A adaptação do cardápio ao gosto do brasileiro também é parte das mudanças da empresa em seu projeto de reentrada no mercado. Vitaro afirma que, além dos produtos que são o carro-chefe da marca, sabores bem brasileiros estarão no cardápio.

“Sempre que entramos em um novo mercado, nosso objetivo é oferecer uma ampla gama de ofertas de produtos do nosso menu principal, como o Dunkin’ Donuts Original Blend Coffee, bebidas à base de café, donuts e sanduíches, juntamente com itens de menu regionais que atendem ao gosto local. Na América Latina, por exemplo, oferecemos produtos regionais, como Donuts de doce de leite em alguns países, e itens de menu mais específicos de cada país, como o Iced Chicha Coolatta no Peru, que usa o milho roxo local. No Brasil, o menu incluirá produtos inspirados em sabores locais, incluindo doce de leite, maracujá e coco”, comenta, acrescentando que a maior parte dos ingredientes que serão utilizados nos restaurantes brasileiros são de origem brasileira. Itens específicos, como alguns ingredientes e embalagens, serão sempre importados.

No que diz respeito à fabricação, diz ele, alguns restaurantes Dunkin’ Donuts tem padeiros nas instalações, enquanto outros preparam rosquinhas em cozinhas centralizadas, e alguns servem donuts que foram elaborados, utilizando a receita da marca, que é congelada e entregues aos restaurantes, onde são assados e finalizados à mão.

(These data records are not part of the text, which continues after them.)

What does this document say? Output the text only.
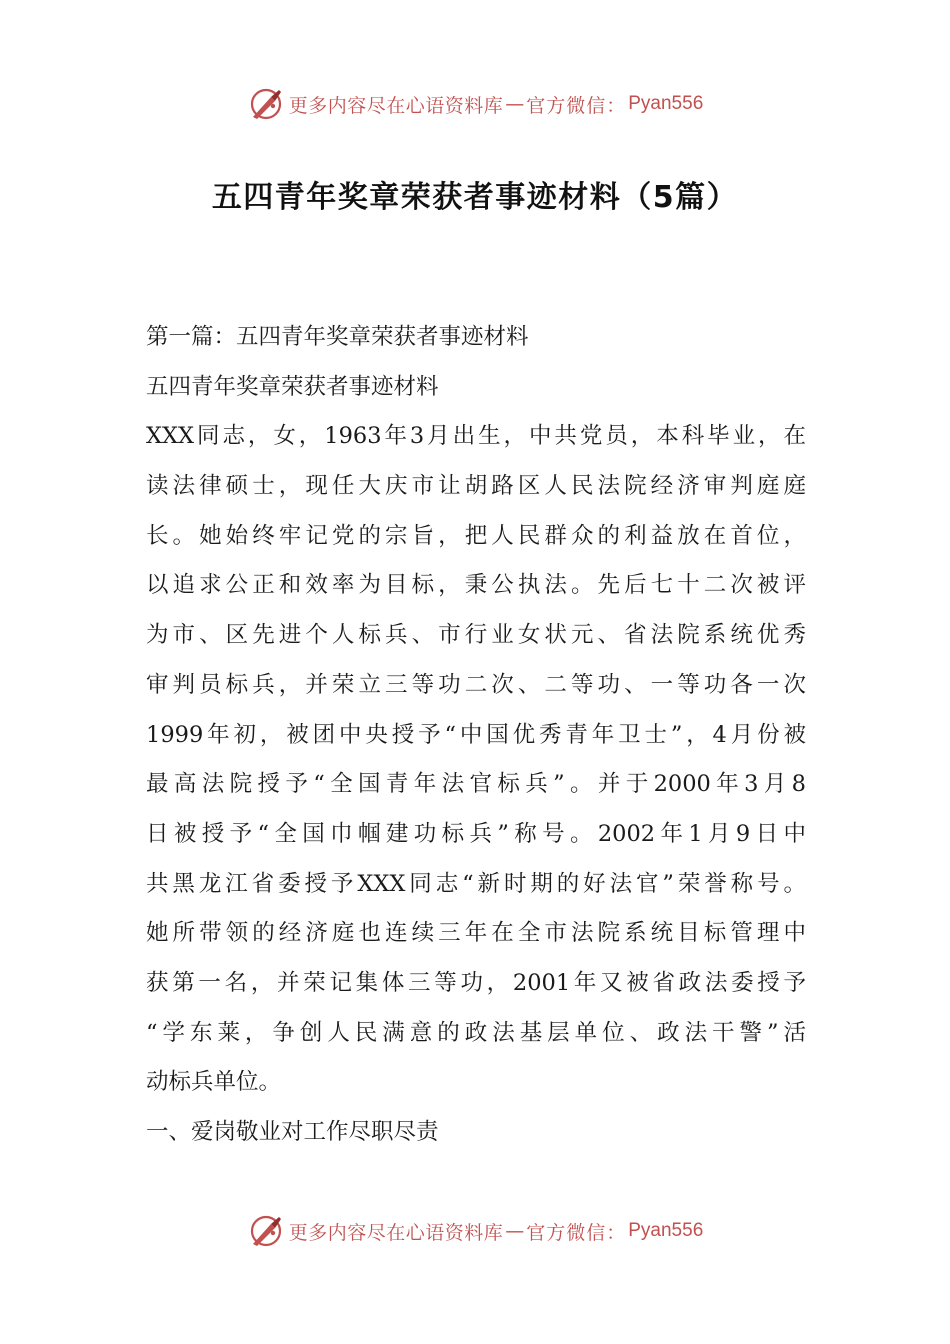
更多内容尽在心语资料库 — 官方微信： Pyan556
五四青年奖章荣获者事迹材料（5篇）
第一篇：五四青年奖章荣获者事迹材料
五四青年奖章荣获者事迹材料
XXX同志，女，1963年3月出生，中共党员，本科毕业，在
读法律硕士，现任大庆市让胡路区人民法院经济审判庭庭
长。她始终牢记党的宗旨，把人民群众的利益放在首位，
以追求公正和效率为目标，秉公执法。先后七十二次被评
为市、区先进个人标兵、市行业女状元、省法院系统优秀
审判员标兵，并荣立三等功二次、二等功、一等功各一次
1999年初，被团中央授予“中国优秀青年卫士”，4月份被
最高法院授予“全国青年法官标兵”。并于2000年3月8
日被授予“全国巾帼建功标兵”称号。2002年1月9日中
共黑龙江省委授予XXX同志“新时期的好法官”荣誉称号。
她所带领的经济庭也连续三年在全市法院系统目标管理中
获第一名，并荣记集体三等功，2001年又被省政法委授予
“学东莱，争创人民满意的政法基层单位、政法干警”活
动标兵单位。
一、爱岗敬业对工作尽职尽责
更多内容尽在心语资料库 — 官方微信： Pyan556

Apesar de ser conhecida por ter um cardápio mais calórico, Vitaro garante que o cardápio tem opções que atendem às necessidades de todos os perfis de clientes.

“Nos EUA, como em outros países, oferecemos uma grande variedade de itens de menu para se adaptar a qualquer estilo de vida, incluindo as opções ‘melhor-para-você’, no menu DDSmart. Agora, também temos um foco maior sobre menu de bebidas e lanches durante todo o dia. Nós acreditamos fortemente em um equilíbrio saudável entre guloseimas e melhores opções para os nossos clientes”, destaca.

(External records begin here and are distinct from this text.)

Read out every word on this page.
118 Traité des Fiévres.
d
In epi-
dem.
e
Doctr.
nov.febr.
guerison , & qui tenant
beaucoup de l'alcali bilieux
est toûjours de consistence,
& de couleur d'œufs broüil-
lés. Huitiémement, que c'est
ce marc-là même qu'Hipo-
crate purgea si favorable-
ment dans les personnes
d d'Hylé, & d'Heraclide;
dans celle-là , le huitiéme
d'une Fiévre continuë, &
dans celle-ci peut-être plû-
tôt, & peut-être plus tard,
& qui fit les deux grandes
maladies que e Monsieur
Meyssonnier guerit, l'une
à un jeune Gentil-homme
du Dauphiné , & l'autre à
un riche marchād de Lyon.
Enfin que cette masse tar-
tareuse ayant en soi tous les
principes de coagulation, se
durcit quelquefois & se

Além do Brasil, a Dunkin’Donuts Internacional tem trabalhado no retorno da marca em outros mercados. Com 3.600 lojas fora dos EUA, espalhadas por 36 países, a empresa retornou à Rússia em 2010. Em 2012, foram abertos os primeiros restaurantes Dunkin' Donuts na Índia e na Guatemala, e em 2013, foi a vez do Vietnã e do Reino Unido. No ano passado, anunciou planos para desenvolver mais de 1.400 restaurantes em toda a China.

A holding Dunkin’ Brands, que no primeiro trimestre desse ano registrou receita de US$ 2,3 bilhões, é dona da rede Baskin Robbins, de bolos e sorvetes, com 7,5 mil lojas em 13 países e vendas em outros 18, além dos EUA.

Segundo uma fonte, a entrada também dessa marca no Brasil vem sendo negociada. “Mas são cenas de um próximo capítulo”, diz a fonte.